March is National Cerebral Palsy Awareness Month. In honor of the special occasion, the Birth Injury Justice Center is sharing ways people can help celebrate and spread awareness about cerebral palsy.
Learn about how you can get involved this month, whether it’s by wearing the color green, using the #GoGreen4CP hashtag, or calling for accessibility changes to support the cerebral palsy community.
What Is National Cerebral Palsy Awareness Month?
National Cerebral Palsy Awareness Month is a month-long event designed to celebrate people diagnosed with cerebral palsy and spread awareness about this condition. During this time, those living with cerebral palsy are also encouraged to come forward to share their stories and support one another.
Cerebral palsy is a collection of neurological disorders affecting mobility and muscle tone. Sadly, this permanent disability is too often caused by preventable birth injuries like brain damage that can stem from acts of negligence by doctors and other medical staff.
More than 1 million people are living with cerebral palsy in the United States, and 10,000 babies are diagnosed every year.
National Cerebral Palsy Awareness Month serves as a platform to educate the general public and encourage them to become allies for the cerebral palsy community. Allies are critical in advocating for inclusive spaces, continued research to find new treatment options, funding for wheelchair-accessible buildings, and more.
While the push for inclusive spaces is a year-round effort, National Cerebral Palsy Awareness Month is the perfect time to educate communities about this disability and the unique barriers people with cerebral palsy face every day. As more progress is made, we can help people with cerebral palsy have broader access to educational, employment, and health care opportunities.
Spreading Cerebral Palsy Awareness and Becoming an Ally
Diversity and inclusion are beginning to be more widely understood. More people are making efforts to support each other, regardless of their abilities, economic status, race, religion, age, and gender. Great progress has been made — including for those in the cerebral palsy community — but there is still more work to be done.
One of the best ways to spread cerebral palsy awareness is to embrace diversity and address stereotypes. Talking about diversity and inclusion while also listening to the needs of differently abled individuals is a great way to support the cerebral palsy community.
Even U.S. lawmakers are finding ways to increase awareness and advocate for those with cerebral palsy. Congressman Steve Cohen of Tennessee introduced the Cerebral Palsy Research Authorization Act of 2023 this month to secure $5 million in cerebral palsy research funding for the Centers for Disease Control.
“The lack of dedicated federal funding has limited any potential advances into the care and treatment of cerebral palsy,” said Congressman Cohen. “There is no standard of care for treating CP, and very few health care providers specialize in treating adults with CP.”
Schools are becoming more inclusive by providing special support for those with disabilities so they can thrive in an educational environment.
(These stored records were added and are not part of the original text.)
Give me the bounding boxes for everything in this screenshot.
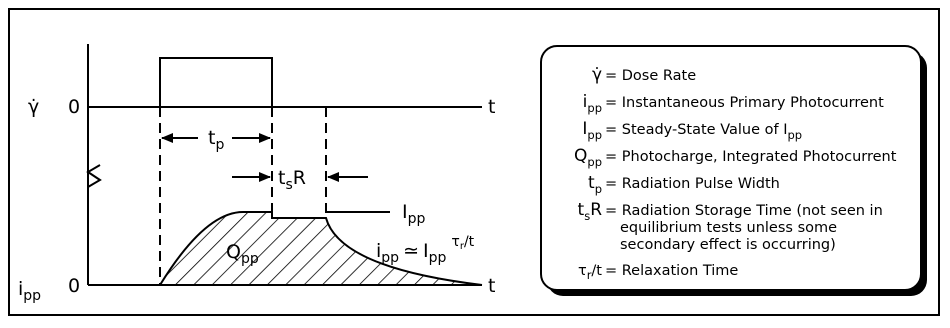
legend-symbol-tp: tp: [588, 173, 602, 196]
dose-rate-symbol: γ̇: [28, 96, 39, 118]
figure-border: [8, 8, 940, 316]
qpp-label: Qpp: [226, 241, 259, 267]
legend-symbol-qpp: Qpp: [574, 146, 602, 169]
ipp-axis-label: ipp: [18, 278, 41, 304]
top-t-label: t: [488, 96, 495, 118]
legend-definition-ipp-steady: = Steady-State Value of Ipp: [605, 122, 802, 142]
tsr-label: tsR: [278, 167, 306, 193]
legend: γ̇ = Dose Rate ipp = Instantaneous Prima…: [574, 65, 897, 282]
dose-rate-pulse: [159, 57, 273, 107]
ipp-steady-label: Ipp: [402, 201, 425, 227]
legend-definition-ipp: = Instantaneous Primary Photocurrent: [605, 95, 884, 111]
legend-symbol-relaxation: τr/t: [578, 263, 602, 282]
top-zero-label: 0: [68, 96, 80, 118]
tp-label: tp: [208, 127, 224, 153]
legend-symbol-dose-rate: γ̇: [592, 65, 602, 85]
legend-symbol-tsr: tsR: [578, 200, 603, 223]
legend-box: [540, 45, 922, 291]
legend-definition-relaxation: = Relaxation Time: [605, 263, 738, 279]
photocurrent-curve: [159, 211, 483, 286]
legend-definition-tsr: = Radiation Storage Time (not seen in: [605, 203, 883, 219]
legend-definition-tsr-line2: equilibrium tests unless some: [620, 220, 837, 236]
legend-definition-qpp: = Photocharge, Integrated Photocurrent: [605, 149, 897, 165]
bottom-t-label: t: [488, 275, 495, 297]
bottom-zero-label: 0: [68, 275, 80, 297]
axis-break-icon: [86, 164, 102, 188]
legend-definition-tp: = Radiation Pulse Width: [605, 176, 780, 192]
relaxation-equation: ipp ≃ Ippτr/t: [376, 234, 475, 266]
legend-definition-tsr-line3: secondary effect is occurring): [620, 237, 836, 253]
legend-symbol-ipp: ipp: [583, 92, 602, 115]
photocharge-area: [160, 212, 482, 285]
legend-symbol-ipp-steady: Ipp: [582, 119, 602, 142]
legend-definition-dose-rate: = Dose Rate: [605, 68, 696, 84]
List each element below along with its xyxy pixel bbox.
In fact, the Cerebral Palsy Foundation started its “Just Say Hi” programming to help students engage with fellow peers who might be different from them. Encouraging this open dialogue can help young students see we are much more connected than we realize.
Businesses can show their support to the disability community by hiring individuals with conditions such as cerebral palsy and providing accommodations. This can bring new and valuable perspectives into the workforce and help companies thrive.
Another important way to spread cerebral palsy awareness is by changing the way we speak about the disability community. The words and language we use can go a long way in shaping how people feel.
Allies can learn how to avoid derogatory terms like “spaz” and “spastic” that are harmful to individuals with cerebral palsy. It is important to never assume a person with a disability is incompetent or unable to do what others without disabilities can do.
Cerebral palsy and other disabilities do not define an individual. It is important to ask questions and listen carefully to the needs and feelings of those in the disability community.
How to Show Your Support
There are many different ways you can spread cerebral palsy awareness. One of the most popular ways to show your support for National Cerebral Palsy Month is to wear the color green. This color is associated with growth, vibrancy, and renewal of life.
Here are a few additional ways to show your support for the cerebral palsy community:
- Donate to organizations such as the Cerebral Palsy Foundation to support the community
- Encourage people to learn more about cerebral palsy on National Cerebral Palsy Awareness Day on March 25
- Help advocate for more accessibility accommodations in public spaces so people with cerebral palsy have more freedom
- Join a cerebral palsy advocacy group to share your story and support others
- Share photos and stories about cerebral palsy online
- Support businesses that are allies to the disability community
- Use #GoGreen4CP to raise awareness on social media
- Write a letter to lawmakers to advocate for federal funding for cerebral palsy research using the GoGreen4CP template
If you are interested in supporting the cerebral palsy community year-round, consider joining a cerebral palsy support group. There are plenty of online and in-person support groups around the country where you can share your story and be there for others.
Since its start in 2006, National Cerebral Palsy Awareness Month has fostered strength and unity among the cerebral palsy community and will continue to do so for years to come.